Over millions of years, plants and animals have evolved complex relationships with their environment. Take for example the cicada, a flying insect whose wings can repel water. From a distance their ability to water resistance seems miraculous but, when examined at a nanoscale, the wings reveal a sophisticated structure that has evolved specifically for that purpose.
“Cicada wings have been known to exhibit a slew of interesting properties,” Nenad Miljkovic, a University of Illinois mechanical science and engineering professor who co-led the research, told Digital Trends. These traits include being anti-reflective, superhydrophobic, and anti-bacterial. “We wanted to understand how these functions are achieved and how to mimic them to develop artificial surfaces.”
In previous studies, scientists have zoomed in on cicada wings and discovered tiny structures coated in a thin layer of lipids, which make water molecules roll right off.

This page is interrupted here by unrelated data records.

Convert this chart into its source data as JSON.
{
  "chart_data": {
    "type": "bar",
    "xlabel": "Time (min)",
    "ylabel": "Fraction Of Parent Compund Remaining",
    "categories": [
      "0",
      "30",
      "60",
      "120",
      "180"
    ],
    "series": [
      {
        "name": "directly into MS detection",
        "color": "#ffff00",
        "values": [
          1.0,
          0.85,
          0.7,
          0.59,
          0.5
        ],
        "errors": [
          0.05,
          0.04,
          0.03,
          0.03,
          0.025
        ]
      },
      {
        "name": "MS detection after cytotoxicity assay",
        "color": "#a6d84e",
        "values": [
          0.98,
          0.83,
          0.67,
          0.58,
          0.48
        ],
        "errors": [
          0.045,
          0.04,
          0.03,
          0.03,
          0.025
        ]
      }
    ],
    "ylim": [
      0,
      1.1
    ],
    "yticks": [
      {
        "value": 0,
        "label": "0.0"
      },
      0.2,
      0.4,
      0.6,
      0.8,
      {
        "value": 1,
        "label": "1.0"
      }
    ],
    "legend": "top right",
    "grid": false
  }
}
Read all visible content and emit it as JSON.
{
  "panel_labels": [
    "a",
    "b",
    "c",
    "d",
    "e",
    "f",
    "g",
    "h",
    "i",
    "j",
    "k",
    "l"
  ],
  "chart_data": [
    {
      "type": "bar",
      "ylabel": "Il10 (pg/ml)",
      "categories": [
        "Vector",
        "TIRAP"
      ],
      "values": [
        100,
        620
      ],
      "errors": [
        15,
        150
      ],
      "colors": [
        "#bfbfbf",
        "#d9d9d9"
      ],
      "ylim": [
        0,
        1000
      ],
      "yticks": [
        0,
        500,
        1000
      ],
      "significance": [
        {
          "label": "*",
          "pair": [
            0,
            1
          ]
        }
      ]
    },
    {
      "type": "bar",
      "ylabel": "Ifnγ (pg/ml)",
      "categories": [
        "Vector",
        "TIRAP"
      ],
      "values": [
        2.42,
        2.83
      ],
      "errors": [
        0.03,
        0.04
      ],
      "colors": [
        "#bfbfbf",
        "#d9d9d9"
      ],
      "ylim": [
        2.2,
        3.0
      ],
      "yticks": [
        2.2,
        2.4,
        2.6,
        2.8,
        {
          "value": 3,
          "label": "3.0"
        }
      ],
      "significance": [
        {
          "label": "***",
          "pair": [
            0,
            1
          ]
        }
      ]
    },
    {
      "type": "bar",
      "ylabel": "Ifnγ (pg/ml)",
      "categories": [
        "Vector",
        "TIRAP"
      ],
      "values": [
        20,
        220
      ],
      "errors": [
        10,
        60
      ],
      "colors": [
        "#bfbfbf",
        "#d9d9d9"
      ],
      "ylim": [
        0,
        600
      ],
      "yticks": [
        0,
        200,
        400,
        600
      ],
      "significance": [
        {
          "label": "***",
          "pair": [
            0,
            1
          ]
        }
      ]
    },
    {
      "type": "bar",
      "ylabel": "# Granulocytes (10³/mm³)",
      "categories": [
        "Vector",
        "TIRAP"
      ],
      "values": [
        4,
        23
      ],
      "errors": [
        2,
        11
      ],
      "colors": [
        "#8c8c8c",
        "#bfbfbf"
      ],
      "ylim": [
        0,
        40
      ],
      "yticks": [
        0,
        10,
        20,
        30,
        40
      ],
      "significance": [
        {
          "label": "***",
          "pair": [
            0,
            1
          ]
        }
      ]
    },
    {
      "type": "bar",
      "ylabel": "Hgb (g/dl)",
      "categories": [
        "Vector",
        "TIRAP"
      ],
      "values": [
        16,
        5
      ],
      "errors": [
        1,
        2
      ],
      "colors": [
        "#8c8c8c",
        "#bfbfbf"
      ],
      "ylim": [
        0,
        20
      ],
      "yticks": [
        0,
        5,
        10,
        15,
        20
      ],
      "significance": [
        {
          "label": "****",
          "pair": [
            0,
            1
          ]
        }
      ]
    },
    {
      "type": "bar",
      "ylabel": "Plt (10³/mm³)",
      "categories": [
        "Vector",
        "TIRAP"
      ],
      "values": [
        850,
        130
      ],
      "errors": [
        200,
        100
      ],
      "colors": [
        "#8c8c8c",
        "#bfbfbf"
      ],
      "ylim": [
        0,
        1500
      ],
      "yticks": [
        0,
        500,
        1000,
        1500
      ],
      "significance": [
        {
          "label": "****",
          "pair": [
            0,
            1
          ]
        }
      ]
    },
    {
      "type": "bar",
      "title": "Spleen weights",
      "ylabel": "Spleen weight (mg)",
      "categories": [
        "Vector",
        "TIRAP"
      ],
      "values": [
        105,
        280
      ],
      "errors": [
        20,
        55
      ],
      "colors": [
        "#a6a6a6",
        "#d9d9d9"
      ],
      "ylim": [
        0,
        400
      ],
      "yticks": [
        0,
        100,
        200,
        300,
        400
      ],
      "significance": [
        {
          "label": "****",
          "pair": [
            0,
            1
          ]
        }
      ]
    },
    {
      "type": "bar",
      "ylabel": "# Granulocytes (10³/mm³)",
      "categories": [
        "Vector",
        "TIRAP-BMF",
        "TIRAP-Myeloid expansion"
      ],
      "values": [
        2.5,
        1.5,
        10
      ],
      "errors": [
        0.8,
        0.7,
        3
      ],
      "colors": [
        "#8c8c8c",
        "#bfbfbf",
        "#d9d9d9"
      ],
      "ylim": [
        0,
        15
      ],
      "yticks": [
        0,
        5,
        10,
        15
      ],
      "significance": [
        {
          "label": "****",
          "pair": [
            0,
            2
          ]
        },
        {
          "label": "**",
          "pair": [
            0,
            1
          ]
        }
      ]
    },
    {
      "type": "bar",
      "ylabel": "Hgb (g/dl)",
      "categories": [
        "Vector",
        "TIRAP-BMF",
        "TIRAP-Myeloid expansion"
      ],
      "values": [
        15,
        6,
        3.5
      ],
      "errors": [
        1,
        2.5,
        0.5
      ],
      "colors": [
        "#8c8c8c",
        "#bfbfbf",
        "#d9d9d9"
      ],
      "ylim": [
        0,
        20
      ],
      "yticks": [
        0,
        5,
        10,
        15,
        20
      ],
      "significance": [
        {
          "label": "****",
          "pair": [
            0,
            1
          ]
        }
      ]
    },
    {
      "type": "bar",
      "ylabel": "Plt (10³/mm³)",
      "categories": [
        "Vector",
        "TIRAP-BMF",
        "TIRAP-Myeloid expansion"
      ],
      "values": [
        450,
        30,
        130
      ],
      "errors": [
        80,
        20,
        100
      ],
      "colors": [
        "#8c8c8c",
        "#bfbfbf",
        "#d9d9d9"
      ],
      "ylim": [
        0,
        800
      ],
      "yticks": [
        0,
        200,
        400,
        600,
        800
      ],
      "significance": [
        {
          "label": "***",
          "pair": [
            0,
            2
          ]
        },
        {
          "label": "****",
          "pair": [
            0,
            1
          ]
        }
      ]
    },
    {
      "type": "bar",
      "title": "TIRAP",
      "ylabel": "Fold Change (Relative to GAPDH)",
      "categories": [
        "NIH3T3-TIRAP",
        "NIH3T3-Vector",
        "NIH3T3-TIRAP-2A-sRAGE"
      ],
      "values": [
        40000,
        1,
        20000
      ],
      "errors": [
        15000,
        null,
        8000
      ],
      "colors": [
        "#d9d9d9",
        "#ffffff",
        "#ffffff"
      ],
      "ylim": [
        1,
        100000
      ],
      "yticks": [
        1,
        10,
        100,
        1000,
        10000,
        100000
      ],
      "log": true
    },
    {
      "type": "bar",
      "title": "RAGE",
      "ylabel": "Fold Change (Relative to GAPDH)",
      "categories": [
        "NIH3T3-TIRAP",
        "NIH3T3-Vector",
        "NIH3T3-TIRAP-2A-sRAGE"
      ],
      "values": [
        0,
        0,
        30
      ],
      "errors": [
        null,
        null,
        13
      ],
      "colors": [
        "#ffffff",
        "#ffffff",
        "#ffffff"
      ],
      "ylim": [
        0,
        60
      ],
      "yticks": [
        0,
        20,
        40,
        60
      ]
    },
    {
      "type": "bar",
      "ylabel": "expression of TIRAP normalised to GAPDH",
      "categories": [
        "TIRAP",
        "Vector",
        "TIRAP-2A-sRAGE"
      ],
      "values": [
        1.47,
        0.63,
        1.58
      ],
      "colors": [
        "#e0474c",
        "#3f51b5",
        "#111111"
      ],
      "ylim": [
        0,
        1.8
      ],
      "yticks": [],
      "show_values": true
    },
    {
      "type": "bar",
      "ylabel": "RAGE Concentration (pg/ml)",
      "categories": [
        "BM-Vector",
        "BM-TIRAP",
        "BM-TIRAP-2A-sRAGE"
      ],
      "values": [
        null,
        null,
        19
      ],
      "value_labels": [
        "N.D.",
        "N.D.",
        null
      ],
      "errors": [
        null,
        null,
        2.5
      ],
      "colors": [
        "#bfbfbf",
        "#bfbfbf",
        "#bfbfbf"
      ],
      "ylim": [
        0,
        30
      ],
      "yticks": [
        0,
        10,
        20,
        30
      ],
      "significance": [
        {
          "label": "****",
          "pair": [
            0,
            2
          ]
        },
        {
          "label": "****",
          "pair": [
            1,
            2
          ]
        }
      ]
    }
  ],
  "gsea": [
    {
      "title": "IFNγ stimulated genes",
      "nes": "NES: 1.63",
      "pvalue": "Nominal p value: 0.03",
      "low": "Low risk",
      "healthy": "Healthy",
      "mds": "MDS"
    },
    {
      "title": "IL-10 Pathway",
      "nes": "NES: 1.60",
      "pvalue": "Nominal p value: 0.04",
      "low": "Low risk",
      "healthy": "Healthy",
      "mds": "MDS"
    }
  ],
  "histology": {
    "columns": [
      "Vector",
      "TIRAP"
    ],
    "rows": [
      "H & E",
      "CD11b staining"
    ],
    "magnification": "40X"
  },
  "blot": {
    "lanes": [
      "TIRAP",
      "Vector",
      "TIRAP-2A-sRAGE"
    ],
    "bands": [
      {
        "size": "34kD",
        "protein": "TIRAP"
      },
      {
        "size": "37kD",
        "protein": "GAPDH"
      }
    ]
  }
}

“The combination of hydrophobic molecules … and nanoscale roughness, makes the surface superhydrophobic,” Miljkovic said. “The nanoscale roughness is on the order of 100 nanometers.” That’s about 1,000 times smaller than the thickness of a human hair.
But where previous studies focused on wetland species of cicadas, Miljkovic and his team studied four different species from various environments, using high-speed microscopic photography to examine their wings. They discovered that habitat was a surprisingly poor determinant for a cicada’s ability to repel water.
By investigating cicadas and borrowing some of their features, Miljkovic and his team hope to manifest similar properties in synthetic materials. Known as biomimicry — or, as he calls it, bio-inspiration — the practice of borrowing from biology is becoming more popular, and is saving engineers time. But it isn’t a new idea. Velcro was invented by a bio-inspired engineer. And engineers have been looking at lotus leaves for their water-repellent (and self-cleaning) capabilities.
“We are learning from cicadas how to create artificial surfaces based on their natural evolved design principles for the formation of these nanoscale asperities,” Miljkovic said.
A paper detailing the study was published last month in the journal Applied Materials and Interfaces.